Par Dr Mourad Betrouni
Louis Chapuis : le maître d'œuvre
«Trouve le tombeau de Tin Hinan», ainsi se serait exclamé S. Gsell. C'est le libellé même de la commande, l'objectif de la fouille d'Abalessa. Comment S. Gsell, qui n'a pas fait l'extrême sud saharien, était-il au courant de l'existence d'une sépulture féminine dans le tombeau d'Abalessa ? S'il n'avait rien vu, par lui-même, il était, par contre, bien informé par un personnage-clé, que la littérature scientifique n'a jamais exposé au grand jour, alors qu'il est le véritable maître d'œuvre des opérations, sur le tronçon In Salah-Tamanrasset. C'est l'adjudant des compagnies sahariennes, Louis Chapuis (1887-1944), le bâtisseur des bordjs et balises de la route transsaharienne. Il a été le promu directeur des constructions de bordjs et routes transsahariennes. Il faut reconnaître aux «chantiers Louis Chapuis» d'avoir ouvert l'axe du Hoggar, qui présida à la conquête automobile du Sahara. Sa présence permanente sur le terrain lui a permis, en marge des travaux laborieux et surtout ingrats de terrassements, de répertorier et cartographier de nombreux sites archéologiques de surface et même parfois de les fouiller. Par l'importance de ses trouvailles et du corpus d'informations collectées, il deviendra, en 1922, membre de la Société préhistorique française, sur proposition de M. Reygasse. Il était au Sud depuis fort longtemps (13 ans avant la première fouille d'Abalessa), d'abord au titre de sa fonction militaire. Il quittera l'armée en 1923 avec le grade de capitaine mais retournera au Sahara en 1926, comme employé civil du Service des travaux publics des Territoires du Sud.

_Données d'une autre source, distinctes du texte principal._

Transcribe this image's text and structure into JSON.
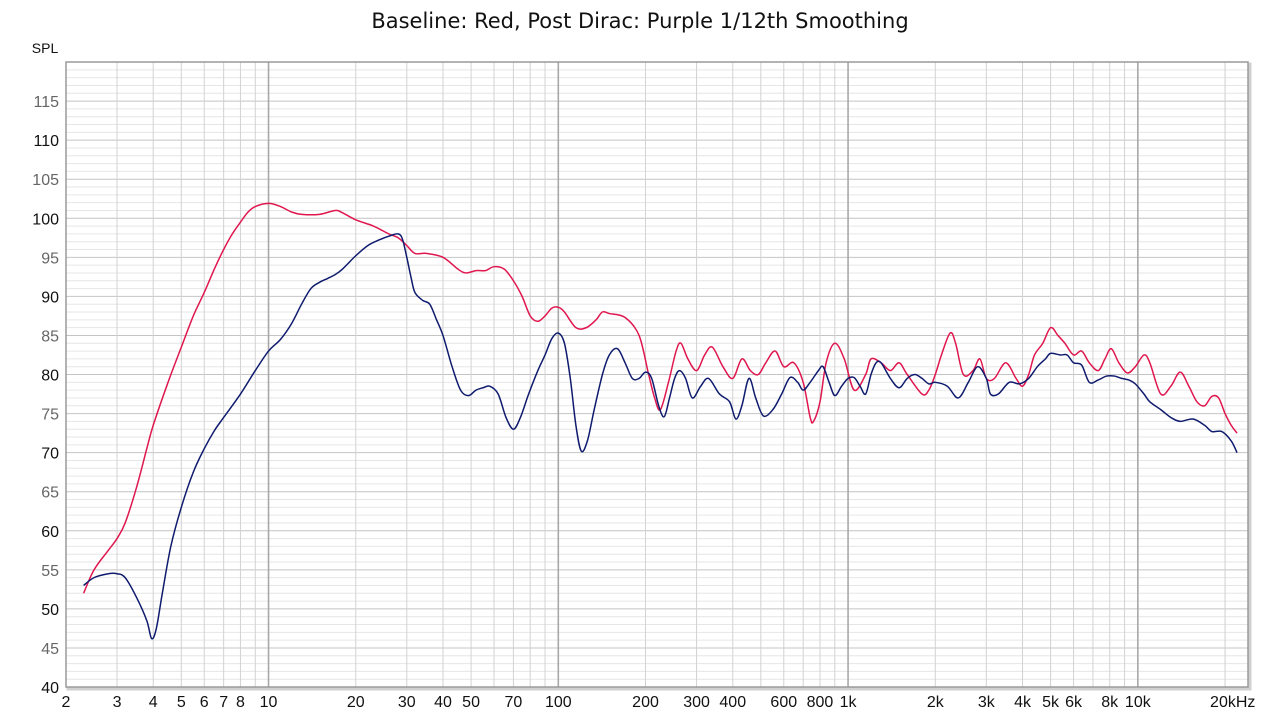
{
  "chart_data": {
    "type": "line",
    "title": "Baseline: Red, Post Dirac: Purple 1/12th Smoothing",
    "ylabel": "SPL",
    "xlabel": "",
    "x_scale": "log",
    "xlim": [
      2,
      24000
    ],
    "ylim": [
      40,
      120
    ],
    "grid": true,
    "y_ticks": [
      {
        "value": 40,
        "label": "40",
        "major": true
      },
      {
        "value": 45,
        "label": "45",
        "major": false
      },
      {
        "value": 50,
        "label": "50",
        "major": true
      },
      {
        "value": 55,
        "label": "55",
        "major": false
      },
      {
        "value": 60,
        "label": "60",
        "major": true
      },
      {
        "value": 65,
        "label": "65",
        "major": false
      },
      {
        "value": 70,
        "label": "70",
        "major": true
      },
      {
        "value": 75,
        "label": "75",
        "major": false
      },
      {
        "value": 80,
        "label": "80",
        "major": true
      },
      {
        "value": 85,
        "label": "85",
        "major": false
      },
      {
        "value": 90,
        "label": "90",
        "major": true
      },
      {
        "value": 95,
        "label": "95",
        "major": false
      },
      {
        "value": 100,
        "label": "100",
        "major": true
      },
      {
        "value": 105,
        "label": "105",
        "major": false
      },
      {
        "value": 110,
        "label": "110",
        "major": true
      },
      {
        "value": 115,
        "label": "115",
        "major": false
      }
    ],
    "x_ticks": [
      {
        "value": 2,
        "label": "2"
      },
      {
        "value": 3,
        "label": "3"
      },
      {
        "value": 4,
        "label": "4"
      },
      {
        "value": 5,
        "label": "5"
      },
      {
        "value": 6,
        "label": "6"
      },
      {
        "value": 7,
        "label": "7"
      },
      {
        "value": 8,
        "label": "8"
      },
      {
        "value": 10,
        "label": "10"
      },
      {
        "value": 20,
        "label": "20"
      },
      {
        "value": 30,
        "label": "30"
      },
      {
        "value": 40,
        "label": "40"
      },
      {
        "value": 50,
        "label": "50"
      },
      {
        "value": 70,
        "label": "70"
      },
      {
        "value": 100,
        "label": "100"
      },
      {
        "value": 200,
        "label": "200"
      },
      {
        "value": 300,
        "label": "300"
      },
      {
        "value": 400,
        "label": "400"
      },
      {
        "value": 600,
        "label": "600"
      },
      {
        "value": 800,
        "label": "800"
      },
      {
        "value": 1000,
        "label": "1k"
      },
      {
        "value": 2000,
        "label": "2k"
      },
      {
        "value": 3000,
        "label": "3k"
      },
      {
        "value": 4000,
        "label": "4k"
      },
      {
        "value": 5000,
        "label": "5k"
      },
      {
        "value": 6000,
        "label": "6k"
      },
      {
        "value": 8000,
        "label": "8k"
      },
      {
        "value": 10000,
        "label": "10k"
      },
      {
        "value": 20000,
        "label": "20kHz"
      }
    ],
    "series": [
      {
        "color": "#e0174f",
        "points": [
          [
            2.3,
            52
          ],
          [
            2.5,
            55
          ],
          [
            2.8,
            57.5
          ],
          [
            3.0,
            59
          ],
          [
            3.2,
            61
          ],
          [
            3.5,
            65.5
          ],
          [
            3.8,
            70.5
          ],
          [
            4.0,
            73.5
          ],
          [
            4.5,
            79
          ],
          [
            5.0,
            83.5
          ],
          [
            5.5,
            87.5
          ],
          [
            6.0,
            90.5
          ],
          [
            6.5,
            93.5
          ],
          [
            7.0,
            96
          ],
          [
            7.5,
            98
          ],
          [
            8.0,
            99.5
          ],
          [
            8.5,
            100.8
          ],
          [
            9.0,
            101.5
          ],
          [
            10.0,
            101.9
          ],
          [
            11,
            101.5
          ],
          [
            12,
            100.8
          ],
          [
            13,
            100.5
          ],
          [
            15,
            100.5
          ],
          [
            17,
            101
          ],
          [
            18,
            100.7
          ],
          [
            20,
            99.8
          ],
          [
            23,
            99
          ],
          [
            26,
            98
          ],
          [
            28,
            97.5
          ],
          [
            30,
            96.5
          ],
          [
            32,
            95.5
          ],
          [
            35,
            95.5
          ],
          [
            40,
            95
          ],
          [
            45,
            93.5
          ],
          [
            48,
            93
          ],
          [
            52,
            93.3
          ],
          [
            56,
            93.3
          ],
          [
            60,
            93.8
          ],
          [
            65,
            93.5
          ],
          [
            70,
            92
          ],
          [
            75,
            90
          ],
          [
            80,
            87.5
          ],
          [
            85,
            86.8
          ],
          [
            90,
            87.5
          ],
          [
            95,
            88.5
          ],
          [
            100,
            88.6
          ],
          [
            105,
            88
          ],
          [
            115,
            86
          ],
          [
            125,
            86
          ],
          [
            135,
            87
          ],
          [
            142,
            88
          ],
          [
            150,
            87.8
          ],
          [
            170,
            87.3
          ],
          [
            190,
            85
          ],
          [
            205,
            80
          ],
          [
            215,
            77
          ],
          [
            225,
            75.5
          ],
          [
            240,
            79
          ],
          [
            255,
            83
          ],
          [
            265,
            84
          ],
          [
            280,
            82
          ],
          [
            300,
            80.5
          ],
          [
            320,
            82.5
          ],
          [
            340,
            83.5
          ],
          [
            370,
            81
          ],
          [
            400,
            79.5
          ],
          [
            430,
            82
          ],
          [
            460,
            80.5
          ],
          [
            490,
            80
          ],
          [
            520,
            81.5
          ],
          [
            560,
            83
          ],
          [
            600,
            81
          ],
          [
            650,
            81.5
          ],
          [
            700,
            79
          ],
          [
            740,
            74.5
          ],
          [
            760,
            74
          ],
          [
            800,
            76.5
          ],
          [
            840,
            81.5
          ],
          [
            900,
            84
          ],
          [
            970,
            82
          ],
          [
            1050,
            78
          ],
          [
            1150,
            80
          ],
          [
            1200,
            82
          ],
          [
            1300,
            81.5
          ],
          [
            1400,
            80.5
          ],
          [
            1500,
            81.5
          ],
          [
            1600,
            80
          ],
          [
            1800,
            77.5
          ],
          [
            1900,
            78
          ],
          [
            2000,
            80
          ],
          [
            2100,
            82.5
          ],
          [
            2250,
            85.3
          ],
          [
            2350,
            84
          ],
          [
            2500,
            80
          ],
          [
            2700,
            80.5
          ],
          [
            2850,
            82
          ],
          [
            3000,
            79.5
          ],
          [
            3200,
            79.5
          ],
          [
            3500,
            81.5
          ],
          [
            3800,
            79.5
          ],
          [
            4000,
            78.5
          ],
          [
            4200,
            80
          ],
          [
            4400,
            82.5
          ],
          [
            4700,
            84
          ],
          [
            5000,
            86
          ],
          [
            5300,
            85
          ],
          [
            5600,
            84
          ],
          [
            6000,
            82.5
          ],
          [
            6400,
            83
          ],
          [
            6800,
            81.5
          ],
          [
            7300,
            80.5
          ],
          [
            7700,
            82
          ],
          [
            8100,
            83.3
          ],
          [
            8600,
            81.5
          ],
          [
            9200,
            80.2
          ],
          [
            9800,
            81
          ],
          [
            10500,
            82.5
          ],
          [
            11000,
            81.5
          ],
          [
            12000,
            77.5
          ],
          [
            13000,
            78.5
          ],
          [
            14000,
            80.3
          ],
          [
            15000,
            78.5
          ],
          [
            16000,
            76.5
          ],
          [
            17000,
            76
          ],
          [
            18000,
            77.2
          ],
          [
            19000,
            77
          ],
          [
            20000,
            75
          ],
          [
            21000,
            73.5
          ],
          [
            22000,
            72.5
          ]
        ]
      },
      {
        "color": "#0f1b6e",
        "points": [
          [
            2.3,
            53
          ],
          [
            2.5,
            54
          ],
          [
            2.8,
            54.5
          ],
          [
            3.0,
            54.5
          ],
          [
            3.2,
            54
          ],
          [
            3.5,
            51.5
          ],
          [
            3.8,
            48.5
          ],
          [
            3.95,
            46.2
          ],
          [
            4.1,
            47.5
          ],
          [
            4.3,
            52
          ],
          [
            4.6,
            58
          ],
          [
            5.0,
            63
          ],
          [
            5.5,
            67.5
          ],
          [
            6.0,
            70.5
          ],
          [
            6.5,
            72.8
          ],
          [
            7.0,
            74.5
          ],
          [
            8.0,
            77.5
          ],
          [
            9.0,
            80.5
          ],
          [
            10,
            83
          ],
          [
            11,
            84.5
          ],
          [
            12,
            86.5
          ],
          [
            13,
            89
          ],
          [
            14,
            91
          ],
          [
            15,
            91.8
          ],
          [
            16,
            92.3
          ],
          [
            17,
            92.8
          ],
          [
            18,
            93.5
          ],
          [
            20,
            95.2
          ],
          [
            22,
            96.5
          ],
          [
            24,
            97.2
          ],
          [
            26,
            97.7
          ],
          [
            28,
            98
          ],
          [
            29,
            97.3
          ],
          [
            30,
            95
          ],
          [
            31,
            92.5
          ],
          [
            32,
            90.5
          ],
          [
            34,
            89.5
          ],
          [
            36,
            89
          ],
          [
            38,
            87
          ],
          [
            40,
            85
          ],
          [
            43,
            81
          ],
          [
            46,
            78
          ],
          [
            49,
            77.3
          ],
          [
            52,
            78
          ],
          [
            55,
            78.3
          ],
          [
            58,
            78.5
          ],
          [
            62,
            77.5
          ],
          [
            66,
            74.5
          ],
          [
            70,
            73
          ],
          [
            74,
            74.5
          ],
          [
            79,
            77.5
          ],
          [
            85,
            80.5
          ],
          [
            90,
            82.5
          ],
          [
            95,
            84.6
          ],
          [
            100,
            85.3
          ],
          [
            105,
            84
          ],
          [
            110,
            79.5
          ],
          [
            115,
            73.5
          ],
          [
            120,
            70.2
          ],
          [
            126,
            71.5
          ],
          [
            133,
            75.5
          ],
          [
            142,
            80
          ],
          [
            150,
            82.5
          ],
          [
            160,
            83.3
          ],
          [
            170,
            81.5
          ],
          [
            180,
            79.5
          ],
          [
            190,
            79.5
          ],
          [
            200,
            80.3
          ],
          [
            210,
            79.5
          ],
          [
            222,
            76
          ],
          [
            232,
            74.6
          ],
          [
            242,
            77
          ],
          [
            252,
            79.5
          ],
          [
            262,
            80.5
          ],
          [
            275,
            79.5
          ],
          [
            290,
            77
          ],
          [
            310,
            78.5
          ],
          [
            330,
            79.5
          ],
          [
            360,
            77.5
          ],
          [
            390,
            76.5
          ],
          [
            410,
            74.3
          ],
          [
            430,
            76
          ],
          [
            455,
            79.5
          ],
          [
            480,
            77
          ],
          [
            510,
            74.7
          ],
          [
            550,
            75.5
          ],
          [
            590,
            77.5
          ],
          [
            630,
            79.6
          ],
          [
            670,
            79
          ],
          [
            700,
            78
          ],
          [
            740,
            79
          ],
          [
            790,
            80.5
          ],
          [
            820,
            81
          ],
          [
            860,
            79
          ],
          [
            900,
            77.3
          ],
          [
            950,
            78.5
          ],
          [
            1000,
            79.5
          ],
          [
            1050,
            79.6
          ],
          [
            1100,
            78.5
          ],
          [
            1150,
            77.5
          ],
          [
            1200,
            80
          ],
          [
            1250,
            81.5
          ],
          [
            1300,
            81.5
          ],
          [
            1400,
            79.5
          ],
          [
            1500,
            78.3
          ],
          [
            1600,
            79.5
          ],
          [
            1700,
            80
          ],
          [
            1800,
            79.5
          ],
          [
            1900,
            78.8
          ],
          [
            2000,
            79
          ],
          [
            2200,
            78.5
          ],
          [
            2400,
            77
          ],
          [
            2600,
            79
          ],
          [
            2800,
            81
          ],
          [
            3000,
            79.5
          ],
          [
            3100,
            77.5
          ],
          [
            3300,
            77.5
          ],
          [
            3600,
            79
          ],
          [
            3900,
            78.8
          ],
          [
            4200,
            79.5
          ],
          [
            4500,
            81
          ],
          [
            4800,
            82
          ],
          [
            5000,
            82.7
          ],
          [
            5400,
            82.5
          ],
          [
            5700,
            82.5
          ],
          [
            6000,
            81.5
          ],
          [
            6400,
            81.2
          ],
          [
            6800,
            79
          ],
          [
            7300,
            79.3
          ],
          [
            7800,
            79.8
          ],
          [
            8300,
            79.8
          ],
          [
            8800,
            79.5
          ],
          [
            9300,
            79.3
          ],
          [
            9800,
            78.8
          ],
          [
            10500,
            77.5
          ],
          [
            11000,
            76.5
          ],
          [
            12000,
            75.5
          ],
          [
            13000,
            74.5
          ],
          [
            14000,
            74
          ],
          [
            15500,
            74.3
          ],
          [
            17000,
            73.5
          ],
          [
            18000,
            72.7
          ],
          [
            19500,
            72.7
          ],
          [
            21000,
            71.5
          ],
          [
            22000,
            70
          ]
        ]
      }
    ]
  }
}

M. Reygasse et S. Gsell connaissaient bien Louis Chapuis et ses qualités sahariennes. Sur le tronçon In Salah-Tamanrasset, il était la pièce maîtresse. C'est lui qui conduira le comte de Prorok au tombeau d'Abalessa et encadrera ses recherches et investigations, entre In Salah et Abalessa. Personne, en dehors de Louis Chapuis, n'avait connaissance du terrain, du lieu et du contexte.
L'expédition franco-américaine Logan-Saharan Expedition
Comment concilier deux missions conjointes, l'une, ethnographique, convenue entre Reygasse et Pond, et l'autre, archéologique, concoctée par S. Gsell, L. Chapuis et le Comte Prorok ? (Ce dernier ne maîtrisait rien du sujet, il allait à l'aventure). Cette seconde mission, qui deviendra la MISSION, ne s'est jamais déclarée comme étant une entreprise de fouille archéologique, au risque de ne pas être autorisée par les pouvoirs civils et militaires. Elle s'est inscrite, subtilement, dans les termes de référence de la mission Reygasse-Pond.
De l'expédition
Par expédition, nous entendons l'idée d'un voyage scientifique, qui mobilise une équipe et une logistique, pour traverser ou accéder à un lieu, dans un but d'exploration, du genre des expéditions polaires. Il s'agit, ici, de la traversée du désert algérien, sur un trajet Alger-Tamanrasset, d'environ 2 000 km. Cette expédition ou aventure scientifique saharienne et au-delà de l'objectif spécifique, «fouille du tombeau d'Abalessa» qui, par certains aspects, ne serait qu'un simple prétexte, peut couvrir des sujets non annoncés, tels l'espionnage économique ou l'expérimentation des performances de matériels et d'instruments (pneus de véhicules, tractions, lubrifiants, appareils photos et cinématographiques, moyens de communication…) dans les conditions de contraintes climatiques et topographiques sahariennes. C'est cette caractéristique de l'exploration, qui intéresse, parfois en arrière-fond, les bailleurs de fonds et provoque le sens de l'aventure et l'engouement de ceux qui sont en quête d'exploits et de célébrité.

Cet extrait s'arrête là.